Tuesday, February 5, 2013


I seem to be slacking a bit in writing up this blog lately. Don't worry, though--the ignorance never runs out around these parts. I have a host of unknown things brewing, but most require, uh, drilling down a bit more than I've had the time for. However, I just used the word "cantankerous" in a comment, and suddenly wondered, where the heck did that word come from? I think we all know what the word means--some of us from actually being it a good deal of the time. Crabby, grumpy, misanthropic--like that. As a sound, it has overtones of cankers and tanks and cancerous, adding to its resonance. But I am actually pretty sure that it has nothing to do with any of these.

I don't even seem to be able to come up with one of my dubious and usually highly inaccurate guesses. So let's proceed.


More good synonyms: bad-tempered, peevish, shrewish, quarrelsome, contentious, argumentative, uncooperative. What a wowser of a word.

Apparently, it is thought to be an old "Wiltshire word", which I've never heard of, but not only do they exist, there is a whole glossary of them, obligingly written up by one John Yonge Akerman in Kent, in 1842. You can read it or download it for free. I think the preface is worth reading just in itself, especially the author's realization that words he had always thought of as just vulgar jargon were actually a remnant of the language of Bede, Alfred and Aelfric.

'Cantankerous' doesn't yield itself to analysis all that easily. It is most likely an alteration of the Middle English word contakour, which means 'troublemaker' (yeah, I've been called that too), with contec being the old Anglo-French for conflict or strife. But it has been influenced by other words, maybe a fair number of other words, as I've seen cant, rancorous, raucous, and cankerous suggested. It's interesting that canker is also listed in that Wiltshire word dictionary. So at least one of my guesses above was right, and since cancerous and cankerous turn out to be quite closely related, maybe I have a better than usual average here.
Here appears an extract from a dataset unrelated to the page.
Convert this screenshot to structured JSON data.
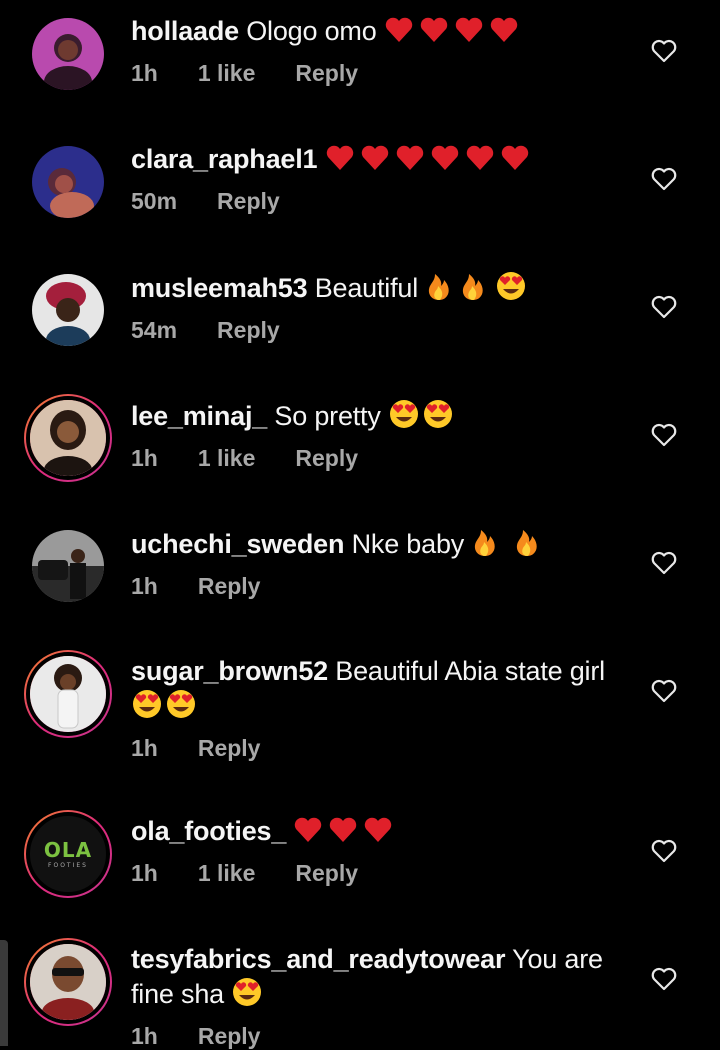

You just never know what you're going to find when you research words on the web. Knowing full well that I will probably now permanently lose all male readers of this blog, this etymologist is just too astounding to pass up. Not only cantankerous but porcupine are explained. If only she'd said hedgehog, it might have boosted my ratings a bit before this blog totally expired through lost readership.



  1. Good that you're posting again. I was ready to mutter, "Geez, doesn't she not know anything?"
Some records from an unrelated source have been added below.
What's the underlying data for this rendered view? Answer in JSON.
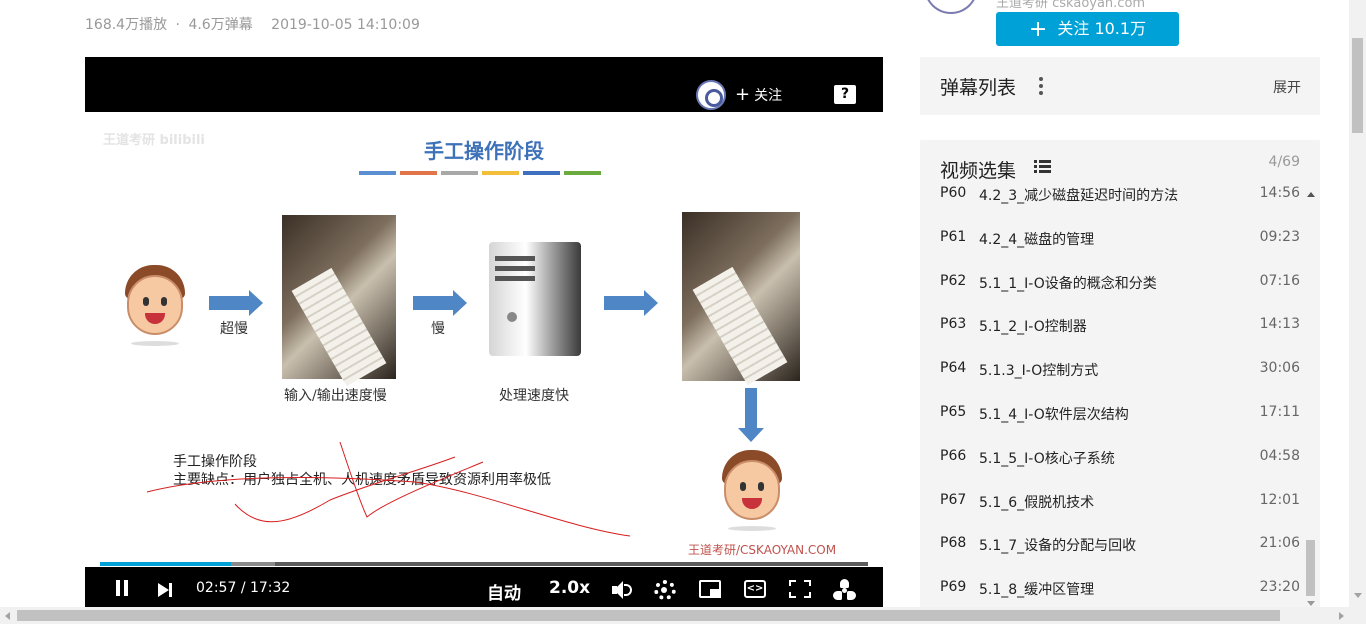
{
  "meta": {
    "plays": "168.4万播放",
    "separator": "·",
    "danmaku_count": "4.6万弹幕",
    "date": "2019-10-05 14:10:09"
  },
  "player": {
    "follow_label": "关注",
    "help_label": "?",
    "slide": {
      "watermark": "王道考研 bilibili",
      "title": "手工操作阶段",
      "bar_colors": [
        "#5b8fd1",
        "#e2744a",
        "#a8a8a8",
        "#f3bf3a",
        "#3f6fbf",
        "#6aaa3f"
      ],
      "label_very_slow": "超慢",
      "label_slow": "慢",
      "caption_io": "输入/输出速度慢",
      "caption_cpu": "处理速度快",
      "note_line1": "手工操作阶段",
      "note_line2": "主要缺点：用户独占全机、人机速度矛盾导致资源利用率极低",
      "brand": "王道考研/CSKAOYAN.COM"
    },
    "progress": {
      "played_fraction": 0.1705,
      "buffered_fraction": 0.228
    },
    "controls": {
      "current_time": "02:57",
      "separator": "/",
      "total_time": "17:32",
      "quality": "自动",
      "speed": "2.0x"
    }
  },
  "sidebar": {
    "up_name": "王道考研 cskaoyan.com",
    "follow_button": "关注 10.1万",
    "danmaku": {
      "title": "弹幕列表",
      "expand": "展开"
    },
    "playlist": {
      "title": "视频选集",
      "count": "4/69",
      "items": [
        {
          "idx": "P60",
          "name": "4.2_3_减少磁盘延迟时间的方法",
          "dur": "14:56"
        },
        {
          "idx": "P61",
          "name": "4.2_4_磁盘的管理",
          "dur": "09:23"
        },
        {
          "idx": "P62",
          "name": "5.1_1_I-O设备的概念和分类",
          "dur": "07:16"
        },
        {
          "idx": "P63",
          "name": "5.1_2_I-O控制器",
          "dur": "14:13"
        },
        {
          "idx": "P64",
          "name": "5.1.3_I-O控制方式",
          "dur": "30:06"
        },
        {
          "idx": "P65",
          "name": "5.1_4_I-O软件层次结构",
          "dur": "17:11"
        },
        {
          "idx": "P66",
          "name": "5.1_5_I-O核心子系统",
          "dur": "04:58"
        },
        {
          "idx": "P67",
          "name": "5.1_6_假脱机技术",
          "dur": "12:01"
        },
        {
          "idx": "P68",
          "name": "5.1_7_设备的分配与回收",
          "dur": "21:06"
        },
        {
          "idx": "P69",
          "name": "5.1_8_缓冲区管理",
          "dur": "23:20"
        }
      ]
    }
  },
  "colors": {
    "accent": "#00a1d6",
    "panel_bg": "#f4f4f4",
    "slide_title": "#3e72b8",
    "arrow": "#4f86c6",
    "ink": "#d81e1e"
  }
}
    I have always loved "cantankerous," beguiled by its euphony out of inquiring about its origins. Wiltshire is where Stonehenge is, so perhaps that mysterious monument was erected by a crew pf peevish Neolithic construction workers. muttering under their breath about being forced out of bed so early to do the job.

  2. Thanks, Peter. Yes I definitely DO not know anything, so all is well.
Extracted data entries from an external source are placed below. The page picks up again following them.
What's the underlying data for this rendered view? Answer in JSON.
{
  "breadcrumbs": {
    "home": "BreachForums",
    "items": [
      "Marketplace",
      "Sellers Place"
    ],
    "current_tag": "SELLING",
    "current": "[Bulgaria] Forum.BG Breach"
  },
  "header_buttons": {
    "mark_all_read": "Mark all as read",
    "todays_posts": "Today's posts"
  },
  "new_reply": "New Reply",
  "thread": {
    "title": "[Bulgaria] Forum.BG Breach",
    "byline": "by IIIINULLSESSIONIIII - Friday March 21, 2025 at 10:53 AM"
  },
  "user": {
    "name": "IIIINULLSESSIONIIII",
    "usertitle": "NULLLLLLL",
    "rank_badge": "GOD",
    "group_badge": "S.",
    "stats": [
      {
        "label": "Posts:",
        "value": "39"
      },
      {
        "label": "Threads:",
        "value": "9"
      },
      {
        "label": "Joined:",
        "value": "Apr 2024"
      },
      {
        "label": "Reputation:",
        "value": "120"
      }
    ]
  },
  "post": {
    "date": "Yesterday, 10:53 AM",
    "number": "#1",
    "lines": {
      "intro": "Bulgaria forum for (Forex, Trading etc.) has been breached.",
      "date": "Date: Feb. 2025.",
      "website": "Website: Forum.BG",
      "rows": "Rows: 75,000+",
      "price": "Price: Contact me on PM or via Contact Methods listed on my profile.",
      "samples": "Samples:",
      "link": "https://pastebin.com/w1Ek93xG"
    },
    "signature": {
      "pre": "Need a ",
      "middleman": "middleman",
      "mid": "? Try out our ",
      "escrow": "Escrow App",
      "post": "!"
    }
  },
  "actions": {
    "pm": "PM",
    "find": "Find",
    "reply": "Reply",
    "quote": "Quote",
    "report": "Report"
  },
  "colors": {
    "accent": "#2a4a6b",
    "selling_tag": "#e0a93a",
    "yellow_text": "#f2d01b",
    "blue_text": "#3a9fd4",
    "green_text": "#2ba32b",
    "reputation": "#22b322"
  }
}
    A funny thing that I noticed when I put up that map is that "Wilshire" comes out of that Wiltshire area, from that whole lazy way of eliding things that the English have. I first had a hint of this in trying to puzzle out Worcestershire sauce as a child. Wilshire Boulevard ran through my earliest Santa Monica childhood, and apparently it came a long long way to get to me.

  3. Loved learning about cantankerous and contakour! You are very brave to post the Hot for Words video--silly & fun! Interesting motivational technique in education. For a certain population, I bet it works!

  4. I consider it a public service, Kathleen.Anything in the cause of making people more etymolgically aware...

    Actually, it's a pretty brilliant idea. I bet there is a whole generation of dropouts who would have stayed in school with teachers like that.

  5. Contec, since it meant strife, may have something to do with contest, I suspect.

  6. Contest. Added to list. Looking over this, I already retain very little of what I wrote here, and it's only a few months on. Oh, well.